Accès à la justice

Les robots de « l’espoir »

Environ 80 % des Québécois n’ont pas accès à un avocat, selon le Barreau du Québec. Vous avez donc une chance sur cinq de pouvoir vous payer un avocat. En matière d'accès à la justice, les robots pourraient-ils réussir là où les avocats ont échoué ? Oui, espèrent en chœur plusieurs intervenants du milieu juridique, dont le nouveau bâtonnier du Québec.

« Quatre-vingts pour cent de la population n’est pas desservie [en matière de services juridiques] et ça nous peine. On espère que [les robots juridiques] soient le great equalizer qui rendra la société plus juste. C’est mon espoir que les gens puissent obtenir de meilleurs conseils à moindre coût », dit le nouveau bâtonnier du Québec, Paul-Matthieu Grondin, en entrevue avec La Presse.

« L’espoir » du bâtonnier : que les robots facilitent les tâches administratives et de recherche des avocats, qui pourront ainsi passer moins de temps sur chaque dossier. Résultat : la facture sera allégée pour chaque client, et le nombre de clients augmentera d’autant. À terme, Paul-Matthieu Grondin pense ainsi que davantage de Québécois auraient accès à un avocat – si bien qu’il faudra peut-être davantage d’avocats. « Est-ce qu’un avocat va pouvoir servir 15 clients au lieu d’un ? Peut-être. Si 80 % de la population est desservie, on aurait peut-être besoin de plus d’avocats », dit-il.

Un meilleur accès à la justice, c’est aussi l’espoir qu’entretient le professeur Yoshua Bengio, chercheur montréalais de renommée mondiale en intelligence artificielle.

« Ça va démocratiser l’accès à la justice.

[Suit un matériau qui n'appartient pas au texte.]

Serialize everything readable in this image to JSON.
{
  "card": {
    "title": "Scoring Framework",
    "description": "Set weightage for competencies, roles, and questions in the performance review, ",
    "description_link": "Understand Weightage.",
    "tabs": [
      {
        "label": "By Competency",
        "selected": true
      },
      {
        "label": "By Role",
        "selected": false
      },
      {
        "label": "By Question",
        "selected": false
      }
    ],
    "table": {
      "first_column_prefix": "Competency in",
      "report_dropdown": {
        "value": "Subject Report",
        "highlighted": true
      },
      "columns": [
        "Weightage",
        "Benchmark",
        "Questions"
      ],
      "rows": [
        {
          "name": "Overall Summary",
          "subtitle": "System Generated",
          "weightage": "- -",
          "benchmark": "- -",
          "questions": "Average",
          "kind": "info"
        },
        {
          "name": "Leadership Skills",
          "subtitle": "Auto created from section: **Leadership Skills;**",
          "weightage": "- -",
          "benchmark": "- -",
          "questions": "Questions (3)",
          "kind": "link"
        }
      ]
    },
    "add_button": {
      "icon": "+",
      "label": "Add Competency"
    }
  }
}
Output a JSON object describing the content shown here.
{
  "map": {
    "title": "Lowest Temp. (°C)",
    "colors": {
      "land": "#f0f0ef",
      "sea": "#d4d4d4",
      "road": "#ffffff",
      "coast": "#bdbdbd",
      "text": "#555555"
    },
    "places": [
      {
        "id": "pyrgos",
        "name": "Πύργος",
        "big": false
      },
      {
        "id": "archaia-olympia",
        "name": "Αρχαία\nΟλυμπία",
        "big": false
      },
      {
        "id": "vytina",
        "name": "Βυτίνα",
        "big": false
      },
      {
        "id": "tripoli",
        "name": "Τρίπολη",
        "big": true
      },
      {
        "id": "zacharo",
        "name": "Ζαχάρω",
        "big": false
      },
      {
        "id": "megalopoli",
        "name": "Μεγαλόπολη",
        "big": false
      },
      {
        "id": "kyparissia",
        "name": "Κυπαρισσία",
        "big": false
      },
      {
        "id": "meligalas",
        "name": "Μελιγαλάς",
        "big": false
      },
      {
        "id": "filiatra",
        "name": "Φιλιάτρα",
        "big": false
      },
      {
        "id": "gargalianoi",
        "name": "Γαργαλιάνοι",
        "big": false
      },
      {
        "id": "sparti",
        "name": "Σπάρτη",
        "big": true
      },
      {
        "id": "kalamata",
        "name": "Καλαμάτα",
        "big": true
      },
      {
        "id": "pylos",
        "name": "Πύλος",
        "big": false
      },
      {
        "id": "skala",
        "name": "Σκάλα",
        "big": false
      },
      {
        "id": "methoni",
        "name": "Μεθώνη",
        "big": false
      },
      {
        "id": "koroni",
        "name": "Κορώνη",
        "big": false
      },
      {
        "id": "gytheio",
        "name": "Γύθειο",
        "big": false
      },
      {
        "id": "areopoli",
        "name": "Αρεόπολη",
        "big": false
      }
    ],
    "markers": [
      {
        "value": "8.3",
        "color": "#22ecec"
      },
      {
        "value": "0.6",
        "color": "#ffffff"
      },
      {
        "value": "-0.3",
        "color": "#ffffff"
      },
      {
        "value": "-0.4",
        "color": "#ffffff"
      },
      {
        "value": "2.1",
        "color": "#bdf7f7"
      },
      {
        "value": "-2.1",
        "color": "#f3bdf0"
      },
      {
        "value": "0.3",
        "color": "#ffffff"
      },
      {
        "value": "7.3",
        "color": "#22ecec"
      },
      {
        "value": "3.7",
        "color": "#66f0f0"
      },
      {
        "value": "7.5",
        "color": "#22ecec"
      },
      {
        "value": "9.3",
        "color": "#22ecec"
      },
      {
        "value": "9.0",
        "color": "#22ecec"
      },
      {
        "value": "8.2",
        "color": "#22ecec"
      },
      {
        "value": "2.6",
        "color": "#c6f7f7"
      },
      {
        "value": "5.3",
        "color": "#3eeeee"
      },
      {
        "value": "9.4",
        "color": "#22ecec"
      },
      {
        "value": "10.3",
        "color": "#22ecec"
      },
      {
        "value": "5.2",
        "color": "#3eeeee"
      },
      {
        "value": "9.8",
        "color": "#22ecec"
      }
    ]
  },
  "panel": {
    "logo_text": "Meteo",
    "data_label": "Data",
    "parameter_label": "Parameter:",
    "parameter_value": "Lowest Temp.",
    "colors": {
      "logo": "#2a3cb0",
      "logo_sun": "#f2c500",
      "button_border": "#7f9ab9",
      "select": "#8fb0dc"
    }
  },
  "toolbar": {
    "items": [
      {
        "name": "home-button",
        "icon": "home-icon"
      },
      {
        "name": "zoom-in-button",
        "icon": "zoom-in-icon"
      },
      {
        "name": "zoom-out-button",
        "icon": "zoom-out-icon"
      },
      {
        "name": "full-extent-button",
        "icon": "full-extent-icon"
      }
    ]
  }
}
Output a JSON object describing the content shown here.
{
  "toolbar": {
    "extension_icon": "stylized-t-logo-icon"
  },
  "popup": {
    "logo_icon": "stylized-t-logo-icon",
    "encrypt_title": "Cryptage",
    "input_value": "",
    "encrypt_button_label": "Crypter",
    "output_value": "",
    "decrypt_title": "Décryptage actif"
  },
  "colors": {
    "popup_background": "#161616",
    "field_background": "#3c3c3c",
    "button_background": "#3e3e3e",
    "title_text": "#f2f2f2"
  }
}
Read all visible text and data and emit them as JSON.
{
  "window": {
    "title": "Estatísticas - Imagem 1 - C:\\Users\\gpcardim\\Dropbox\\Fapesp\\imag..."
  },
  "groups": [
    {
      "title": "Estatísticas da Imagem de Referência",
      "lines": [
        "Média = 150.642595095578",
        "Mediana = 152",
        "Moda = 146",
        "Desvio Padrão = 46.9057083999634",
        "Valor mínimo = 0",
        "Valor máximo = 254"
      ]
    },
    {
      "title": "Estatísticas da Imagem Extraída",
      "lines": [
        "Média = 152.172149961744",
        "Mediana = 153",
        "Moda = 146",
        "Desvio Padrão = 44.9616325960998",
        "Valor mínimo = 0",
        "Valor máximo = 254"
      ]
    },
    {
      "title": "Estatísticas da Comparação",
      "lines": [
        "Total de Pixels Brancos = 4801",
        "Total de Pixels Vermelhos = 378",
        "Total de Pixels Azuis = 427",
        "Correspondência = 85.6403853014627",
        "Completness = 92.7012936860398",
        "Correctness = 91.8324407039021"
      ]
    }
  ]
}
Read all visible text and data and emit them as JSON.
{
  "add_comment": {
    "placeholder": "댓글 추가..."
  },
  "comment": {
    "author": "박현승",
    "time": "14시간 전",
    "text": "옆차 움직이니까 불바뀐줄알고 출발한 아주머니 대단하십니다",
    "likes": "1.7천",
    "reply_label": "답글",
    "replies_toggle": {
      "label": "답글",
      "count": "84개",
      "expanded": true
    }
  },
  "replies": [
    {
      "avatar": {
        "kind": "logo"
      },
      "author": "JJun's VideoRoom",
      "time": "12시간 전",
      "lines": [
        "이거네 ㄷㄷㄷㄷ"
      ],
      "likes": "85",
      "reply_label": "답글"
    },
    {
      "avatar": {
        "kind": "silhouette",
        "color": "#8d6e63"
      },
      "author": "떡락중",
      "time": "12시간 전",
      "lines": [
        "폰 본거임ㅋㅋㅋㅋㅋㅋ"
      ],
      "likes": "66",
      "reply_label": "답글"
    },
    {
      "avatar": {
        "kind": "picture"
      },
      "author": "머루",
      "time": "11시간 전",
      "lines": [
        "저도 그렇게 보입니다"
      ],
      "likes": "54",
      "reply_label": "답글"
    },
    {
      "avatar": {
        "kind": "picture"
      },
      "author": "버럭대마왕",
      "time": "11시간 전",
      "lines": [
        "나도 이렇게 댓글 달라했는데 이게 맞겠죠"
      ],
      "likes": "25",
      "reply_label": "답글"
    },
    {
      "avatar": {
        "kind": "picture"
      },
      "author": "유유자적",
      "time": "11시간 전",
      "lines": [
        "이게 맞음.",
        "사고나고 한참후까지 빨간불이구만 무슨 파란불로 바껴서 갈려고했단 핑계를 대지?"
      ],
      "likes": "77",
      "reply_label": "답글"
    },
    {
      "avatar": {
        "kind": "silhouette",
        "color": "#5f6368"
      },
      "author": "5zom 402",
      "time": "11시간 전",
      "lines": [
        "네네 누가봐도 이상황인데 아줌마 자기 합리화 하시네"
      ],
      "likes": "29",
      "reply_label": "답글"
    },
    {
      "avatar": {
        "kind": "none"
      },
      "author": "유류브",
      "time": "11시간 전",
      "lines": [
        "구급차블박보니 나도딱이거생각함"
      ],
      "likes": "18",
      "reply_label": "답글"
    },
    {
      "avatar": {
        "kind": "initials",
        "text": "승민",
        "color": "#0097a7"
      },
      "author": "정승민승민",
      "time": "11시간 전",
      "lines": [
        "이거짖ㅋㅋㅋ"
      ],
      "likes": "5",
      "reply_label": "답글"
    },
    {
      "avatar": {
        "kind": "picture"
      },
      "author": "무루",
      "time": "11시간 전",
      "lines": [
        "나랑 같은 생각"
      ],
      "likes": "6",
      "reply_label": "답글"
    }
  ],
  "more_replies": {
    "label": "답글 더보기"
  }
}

Les robots virtuels vont être capables d’avoir un dialogue avec le client, de lui faire des suggestions, de filtrer le dossier et, dans certains cas, de lui suggérer une marche à suivre. »

— Yoshua Bengio, professeur à l’Université de Montréal et chef du Laboratoire d’informatique des systèmes adaptatifs (MILA)

Selon M. Bengio, les gens auront ainsi le choix de faire appel à un robot-avocat, qui leur résumera le droit applicable à leur dossier, ou d’engager un avocat moins cher qu’actuellement en raison des avancées en intelligence artificielle. « Ça devrait baisser les coûts de la justice des deux façons », dit le professeur Yoshua Bengio, qui pense que les gens qui « en ont les moyens » continueront de faire appel à un avocat.

Me Julien David-Pelletier, cofondateur de la clinique juridique Juripop, fonde aussi de grands espoirs en l’intelligence artificielle. « C’est une ouverture sans précédent qui pourrait régler le problème d’accès à la justice, mais encore faut-il que ceux qui la font la dirigent vers le bon objectif, celui de servir le plus grand nombre et non de faire économiser de l’argent à ceux qui peuvent déjà se payer un avocat », dit-il.

Sur le principe, Me David-Pelletier voit les bienfaits potentiels de l’intelligence artificielle. Mais celui qui a fondé Juripop alors qu’il était toujours étudiant à l’Université de Montréal reste toutefois prudent. « J’ai trop vu de discours vides et peu concrets. La réforme du Code de procédure civile était vue comme un énorme pas en avant qui devait favoriser les règlements alternatifs, mais on craint maintenant une justice à deux vitesses : la médiation pour les pauvres et les palais de justice pour les riches », dit Me David-Pelletier, précisant que 55 % des Québécois se représentent seuls devant les cours civiles.

Les grands cabinets nationaux d’avocats estiment aussi que l’intelligence artificielle permettra un meilleur accès à la justice. « Ça devrait permettre de limiter les coûts pour les clients et d’améliorer l’accès à la justice, dit Antoine Guilmain, avocat chez Fasken Martineau. C’est plus efficace, donc nous pourrons desservir un plus gros marché. »

Le Barreau du Québec rappelle que seuls ses membres peuvent donner des avis juridiques, mais qu’il est « ouvert à toutes les solutions » en matière réglementaire pour améliorer l’accès à la justice, notamment avec les enjeux d’intelligence artificielle.